The most common cause of unexpected systemic symptoms after a peptide dose is endotoxin contamination of the product (lipopolysaccharide from bacterial expression hosts). Switch lot, switch supplier, reassess. See are peptides safe? for the full discussion of product-quality risk.

Sharps disposal

Used insulin syringes go into a sharps container. Many US municipalities have free pharmacy or fire-station drop-off; some mail-back programs exist. A thick-walled, opaque, screw-top container is the minimum acceptable substitute if a real container isn't available.

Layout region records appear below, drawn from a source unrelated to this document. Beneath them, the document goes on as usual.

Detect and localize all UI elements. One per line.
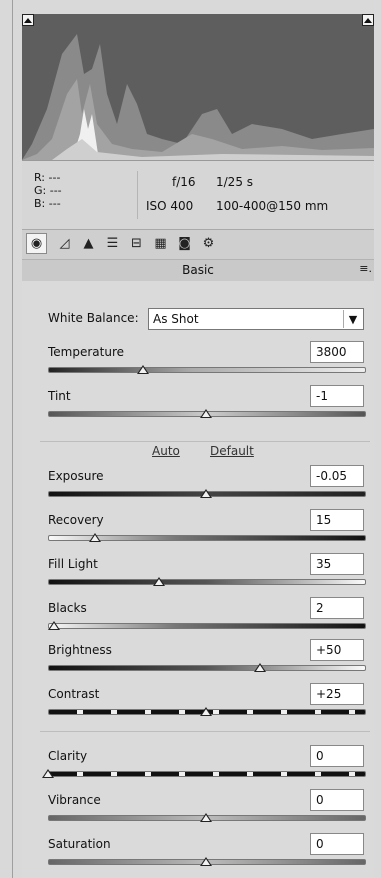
exposure-slider-thumb[interactable] bbox=[200, 489, 212, 498]
basic-tab-icon: ◉ bbox=[30, 236, 43, 251]
temperature-slider-row: Temperature 3800 bbox=[22, 341, 374, 383]
highlight-clipping-button[interactable] bbox=[362, 14, 374, 26]
g-label: G: bbox=[34, 184, 47, 197]
g-value: --- bbox=[49, 184, 62, 197]
blacks-value-field[interactable]: 2 bbox=[310, 597, 364, 619]
fill-light-slider-row: Fill Light 35 bbox=[22, 553, 374, 595]
recovery-label: Recovery bbox=[48, 513, 104, 527]
shadow-clipping-button[interactable] bbox=[22, 14, 34, 26]
r-value: --- bbox=[48, 171, 61, 184]
fill-light-slider-track[interactable] bbox=[48, 579, 366, 585]
temperature-value-field[interactable]: 3800 bbox=[310, 341, 364, 363]
rgb-readout: R: --- G: --- B: --- bbox=[34, 171, 62, 210]
camera-info-area: R: --- G: --- B: --- f/16 1/25 s ISO 400… bbox=[22, 160, 374, 229]
vibrance-label: Vibrance bbox=[48, 793, 101, 807]
panel-menu-icon[interactable]: ≡. bbox=[359, 262, 372, 275]
tint-label: Tint bbox=[48, 389, 71, 403]
hsl-tab[interactable]: ☰ bbox=[102, 233, 123, 254]
recovery-slider-row: Recovery 15 bbox=[22, 509, 374, 551]
panel-left-border bbox=[12, 0, 13, 878]
panel-tabs-toolbar: ◉ ◿ ▲ ☰ ⊟ ▦ ◙ ⚙ bbox=[22, 229, 374, 260]
basic-tab[interactable]: ◉ bbox=[26, 233, 47, 254]
b-label: B: bbox=[34, 197, 46, 210]
recovery-value-field[interactable]: 15 bbox=[310, 509, 364, 531]
lens-corrections-tab[interactable]: ▦ bbox=[150, 233, 171, 254]
saturation-label: Saturation bbox=[48, 837, 111, 851]
brightness-slider-thumb[interactable] bbox=[253, 663, 266, 672]
brightness-label: Brightness bbox=[48, 643, 112, 657]
white-balance-value: As Shot bbox=[153, 312, 199, 326]
vibrance-slider-row: Vibrance 0 bbox=[22, 789, 374, 831]
exposure-label: Exposure bbox=[48, 469, 104, 483]
panel-header: Basic ≡. bbox=[22, 259, 374, 282]
tint-slider-row: Tint -1 bbox=[22, 385, 374, 427]
fill-light-value-field[interactable]: 35 bbox=[310, 553, 364, 575]
camera-calibration-tab-icon: ◙ bbox=[178, 236, 191, 251]
contrast-slider-thumb[interactable] bbox=[200, 707, 212, 716]
blacks-label: Blacks bbox=[48, 601, 87, 615]
tint-value-field[interactable]: -1 bbox=[310, 385, 364, 407]
vibrance-value-field[interactable]: 0 bbox=[310, 789, 364, 811]
basic-panel: White Balance: As Shot ▼ Auto Default Te… bbox=[22, 281, 374, 878]
tint-slider-thumb[interactable] bbox=[200, 409, 212, 418]
aperture-value: f/16 bbox=[172, 175, 196, 189]
exposure-slider-row: Exposure -0.05 bbox=[22, 465, 374, 507]
fill-light-slider-thumb[interactable] bbox=[152, 577, 165, 586]
white-balance-select[interactable]: As Shot ▼ bbox=[148, 308, 364, 330]
contrast-slider-row: Contrast +25 bbox=[22, 683, 374, 725]
histogram-graph bbox=[22, 34, 374, 160]
split-toning-tab-icon: ⊟ bbox=[131, 236, 142, 251]
brightness-slider-track[interactable] bbox=[48, 665, 366, 671]
blacks-slider-row: Blacks 2 bbox=[22, 597, 374, 639]
saturation-slider-row: Saturation 0 bbox=[22, 833, 374, 875]
histogram bbox=[22, 14, 374, 160]
brightness-value-field[interactable]: +50 bbox=[310, 639, 364, 661]
camera-calibration-tab[interactable]: ◙ bbox=[174, 233, 195, 254]
contrast-value-field[interactable]: +25 bbox=[310, 683, 364, 705]
clarity-slider-thumb[interactable] bbox=[42, 769, 54, 778]
tone-curve-tab-icon: ◿ bbox=[59, 236, 70, 251]
lens-corrections-tab-icon: ▦ bbox=[154, 236, 167, 251]
clarity-slider-track[interactable] bbox=[48, 771, 366, 777]
detail-tab[interactable]: ▲ bbox=[78, 233, 99, 254]
brightness-slider-row: Brightness +50 bbox=[22, 639, 374, 681]
contrast-label: Contrast bbox=[48, 687, 100, 701]
lens-value: 100-400@150 mm bbox=[216, 199, 329, 213]
iso-value: ISO 400 bbox=[146, 199, 194, 213]
clarity-label: Clarity bbox=[48, 749, 88, 763]
fill-light-label: Fill Light bbox=[48, 557, 98, 571]
recovery-slider-thumb[interactable] bbox=[89, 533, 102, 542]
saturation-value-field[interactable]: 0 bbox=[310, 833, 364, 855]
hsl-tab-icon: ☰ bbox=[106, 236, 119, 251]
b-value: --- bbox=[48, 197, 61, 210]
temperature-slider-track[interactable] bbox=[48, 367, 366, 373]
chevron-down-icon: ▼ bbox=[343, 310, 362, 328]
divider-1 bbox=[40, 441, 370, 442]
tone-curve-tab[interactable]: ◿ bbox=[54, 233, 75, 254]
auto-button[interactable]: Auto bbox=[152, 444, 180, 458]
shutter-value: 1/25 s bbox=[216, 175, 254, 189]
panel-title: Basic bbox=[182, 263, 214, 277]
presets-tab[interactable]: ⚙ bbox=[198, 233, 219, 254]
white-balance-label: White Balance: bbox=[48, 311, 139, 325]
blacks-slider-thumb[interactable] bbox=[48, 621, 61, 630]
info-divider bbox=[137, 171, 138, 219]
blacks-slider-track[interactable] bbox=[48, 623, 366, 629]
temperature-label: Temperature bbox=[48, 345, 125, 359]
clarity-value-field[interactable]: 0 bbox=[310, 745, 364, 767]
saturation-slider-thumb[interactable] bbox=[200, 857, 212, 866]
default-button[interactable]: Default bbox=[210, 444, 254, 458]
clarity-slider-row: Clarity 0 bbox=[22, 745, 374, 787]
exposure-value-field[interactable]: -0.05 bbox=[310, 465, 364, 487]
presets-tab-icon: ⚙ bbox=[202, 236, 215, 251]
detail-tab-icon: ▲ bbox=[83, 236, 94, 251]
divider-2 bbox=[40, 731, 370, 732]
vibrance-slider-thumb[interactable] bbox=[200, 813, 212, 822]
r-label: R: bbox=[34, 171, 46, 184]
split-toning-tab[interactable]: ⊟ bbox=[126, 233, 147, 254]
temperature-slider-thumb[interactable] bbox=[136, 365, 149, 374]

Do not put used syringes into:

  • Household trash bags
  • Recycling
  • Loose in any container the public might handle

Storage of supplies

Item Storage Notes
Lyophilized peptide vial (unopened) Room temperature OK for weeks; refrigerate for years Avoid heat and humidity
Reconstituted peptide vial 2–8 °C refrigerated 4–8 weeks typical stability; peptide-dependent
BAC water vial (sealed) Room temperature, years Manufacturer expiration applies
BAC water vial (post-puncture) Room temperature; USP labels up to 28 days Preservative depletes
Insulin syringes Room temperature, sealed package Indefinite
Alcohol swabs Room temperature Replace if dried out

Common operational mistakes

  • Reusing a dull needle. Insulin needles are designed for one skin entry. Reuse hurts more and increases site-irritation risk.
  • Not rotating sites. Same-site repeat causes lipohypertrophy and erratic absorption.
  • Wrong BAC volume on reconstitution. Produces wildly wrong per-dose math. Use the calculator.
  • Shaking the vial during reconstitution. Swirl gently. Shaking creates foam and can damage peptide.
  • Injecting cold injectate. Stings more. 2–3 min at room temperature first.
  • Injecting through wet alcohol. Stings. Wait the few seconds.
  • Skipping the air-equalization step. Makes the plunger fight you and creates more bubbles.